I miss our house. I been gone more than a year now, and it feels like it’s been forever. I can’t remember what a bed feels like, or clean sheets, or paved roads or town cars. I can’t even remember how your pancakes taste. Everything we eat here tastes like dirt and metal. I can’t take any more canned food. Every day I get a can of food, biscuits, a pack of cigarettes, matches, chewing gum, toilet paper and packet of powdered juice. It ain’t much, but luckily there’s fruit on the trees here. I still carry a photo of you in my bag, the photo from Uncle Greg’s wedding, when little Mary could barely even walk yet. You’re wearing your big hat, and granddaddy’s in his gray suit. How is my little sister Mary? I hope she’s doing well. Tell her I’ll be home soon. Does she still like to drink Reese’s and Hershey’s cocoa before bed? Dear little Mary, with that innocent little smile of hers. It’s hard to think the same world that made an adorable little girl like her made this war too.


If there’s one thing Vietnam has plenty of, it’s rain.
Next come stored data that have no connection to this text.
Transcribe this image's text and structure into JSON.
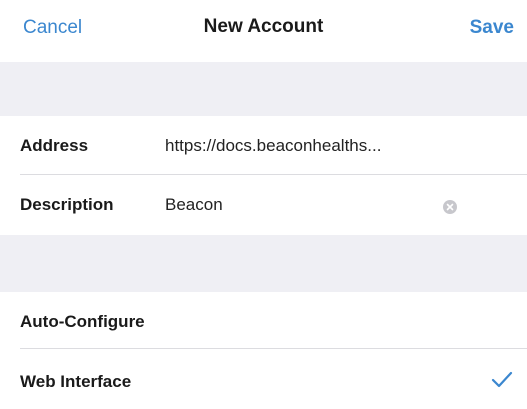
{
  "nav": {
    "cancel_label": "Cancel",
    "title": "New Account",
    "save_label": "Save"
  },
  "fields": {
    "address": {
      "label": "Address",
      "value": "https://docs.beaconhealths..."
    },
    "description": {
      "label": "Description",
      "value": "Beacon"
    }
  },
  "options": {
    "auto_configure": {
      "label": "Auto-Configure",
      "checked": false
    },
    "web_interface": {
      "label": "Web Interface",
      "checked": true
    }
  },
  "colors": {
    "accent": "#3b87cf",
    "group_background": "#efeff4",
    "separator": "#dcdce0"
  },
  "icons": {
    "clear": "clear-icon",
    "check": "checkmark-icon"
  }
}
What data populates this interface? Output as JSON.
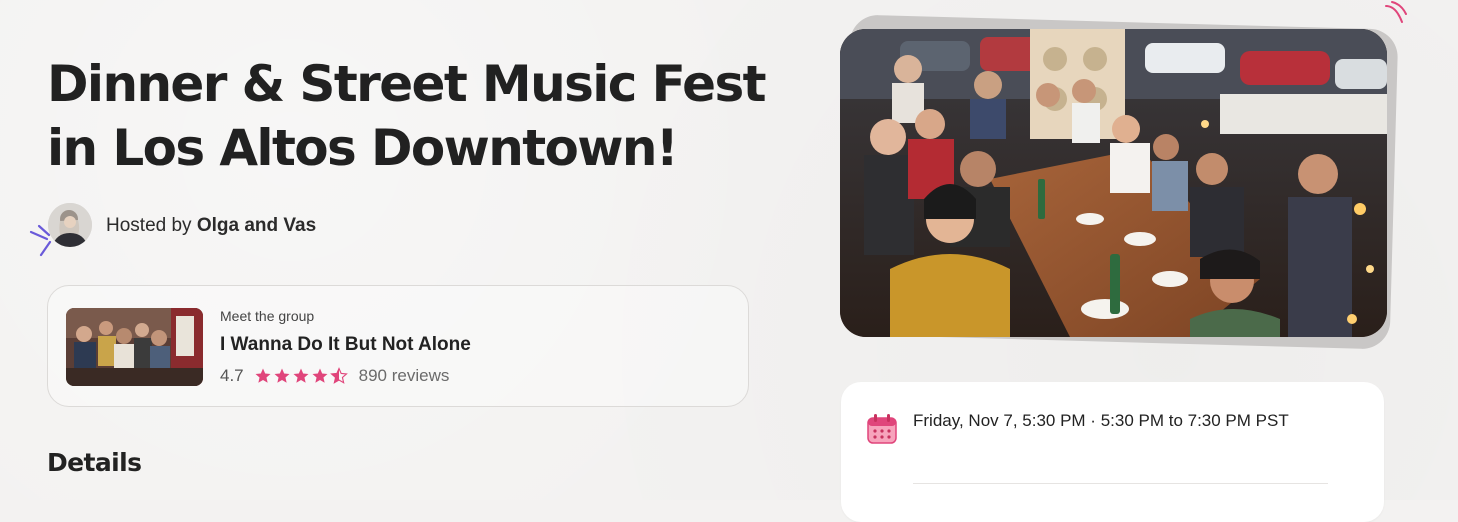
{
  "event": {
    "title": "Dinner & Street Music Fest in Los Altos Downtown!",
    "host_prefix": "Hosted by",
    "host_names": "Olga and Vas"
  },
  "group": {
    "label": "Meet the group",
    "name": "I Wanna Do It But Not Alone",
    "rating": "4.7",
    "rating_value": 4.7,
    "max_rating": 5,
    "reviews": "890 reviews"
  },
  "details": {
    "heading": "Details"
  },
  "datetime": {
    "text": "Friday, Nov 7, 5:30 PM · 5:30 PM to 7:30 PM PST"
  },
  "colors": {
    "star": "#e0457b",
    "accent_purple": "#6a5ad9",
    "accent_pink": "#e0457b",
    "calendar": "#f0769a"
  },
  "icons": {
    "calendar": "calendar-icon",
    "star": "star-icon"
  }
}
The rain hasn’t stopped for three weeks. My socks are always wet. When I take them off, there are threads stuck to my heels that I can’t get off. If you want to survive Vietnam you better take care of your feet, that’s what Sergeant Bankowki tells us. And always have ammo ready. We never know when we might be attacked. The Vietcong could be hiding anywhere, in covered pits or up in the branches of the trees. The sons of bitches come swarming out of their rat holes with machine guns and mow down anything that moves.


They’re sneaky little bastards, Mom. They plant bamboo spikes on the roads so we injure our feet. I stepped on one last week; it was so sharp the point went through the sole of my boot and right through my foot. It hurts like hell. I disinfected the wound with alcohol and bandaged my foot with a shirt, but the pain shoots all through my leg every time I walk. And we walk all the time. Hours and hours in the rain. And since my boot has a hole in it, my foot is always swimming in mud, and the wound got infected. Anyway, I guess you don’t need to know all the gory details, but it ain’t nice. I shouldn’t complain too much, it’s not like I walked on a mine. That’s what happened to my buddy Billy. The boys and me are all cut up about it. Billy was a good guy, brave and generous. When I think about the family he was always talking about it gives me a lump in my throat. He had a loving mother and a little sister, just like me, and he was engaged, supposed to be getting married when he got back. He showed us a picture of his fiancée every night. She sent him all these love letters. It made us all feel warm when he read them out to us. I thought Billy was the luckiest guy in the world until he stepped on that mine. Tonight we’re going to have a memorial service for him after our poker game.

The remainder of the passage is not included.